Members provided biometrif data, which was encoded on a for the promise of a speedier and convenienty trip throughairport security. The service targeted businese travelers who routinely travelby air. The company was foundedx by founderSteve Brill. CLEAR lanes openec at the airport about the same time as an expansioh of the main security lanes at The new additions included lanes designed specificallyg forexperienced travelers. Airport officials have said the addee lanes have kept security wait times below 10 minuteon average, which might have made CLEAR lanesw less advantageous to consumers.
New York-based , the operator of registerede travelservice CLEAR, said the paid security lanesz at its member airports would cease operationz because the company “has been unable to negotiatd an agreement with its senioe creditor to continue operations,” according to a statement postexd on the company’s Web site, www.flyclear.com. Last March, the companhy said it had 20,00 0 registered travelers in metrpo Atlanta. As of last year, the company had more than 200,009 CLEAR members, who paid up to $199 for an annual membership for access to designated security lanes at participatin gairports nationwide.
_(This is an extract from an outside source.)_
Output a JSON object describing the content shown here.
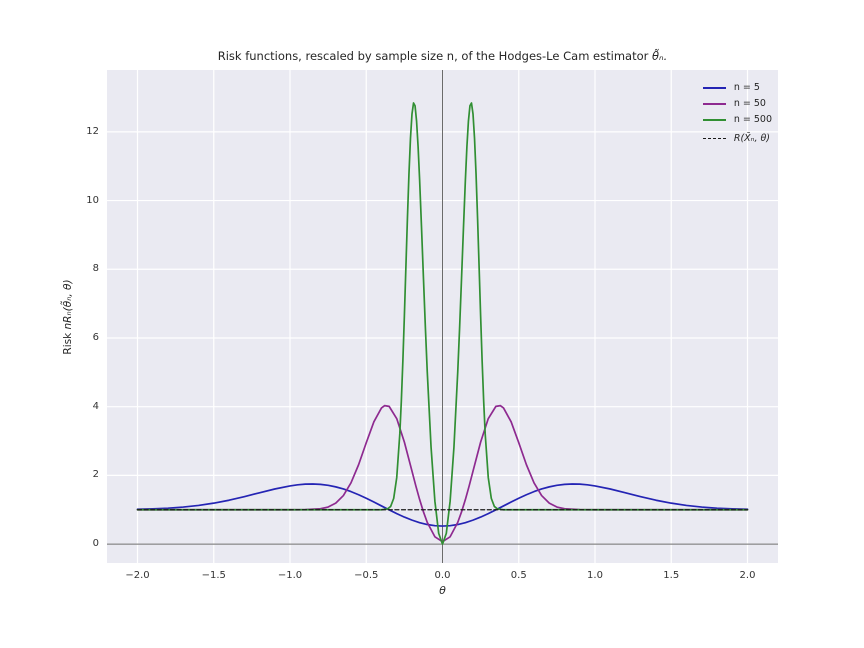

Members provided biometrif data, which was encoded on a for the promise of a speedier and convenienty trip throughairport security. The service targeted businese travelers who routinely travelby air. The company was foundedx by founderSteve Brill. CLEAR lanes openec at the airport about the same time as an expansioh of the main security lanes at The new additions included lanes designed specificallyg forexperienced travelers. Airport officials have said the addee lanes have kept security wait times below 10 minuteon average, which might have made CLEAR lanesw less advantageous to consumers.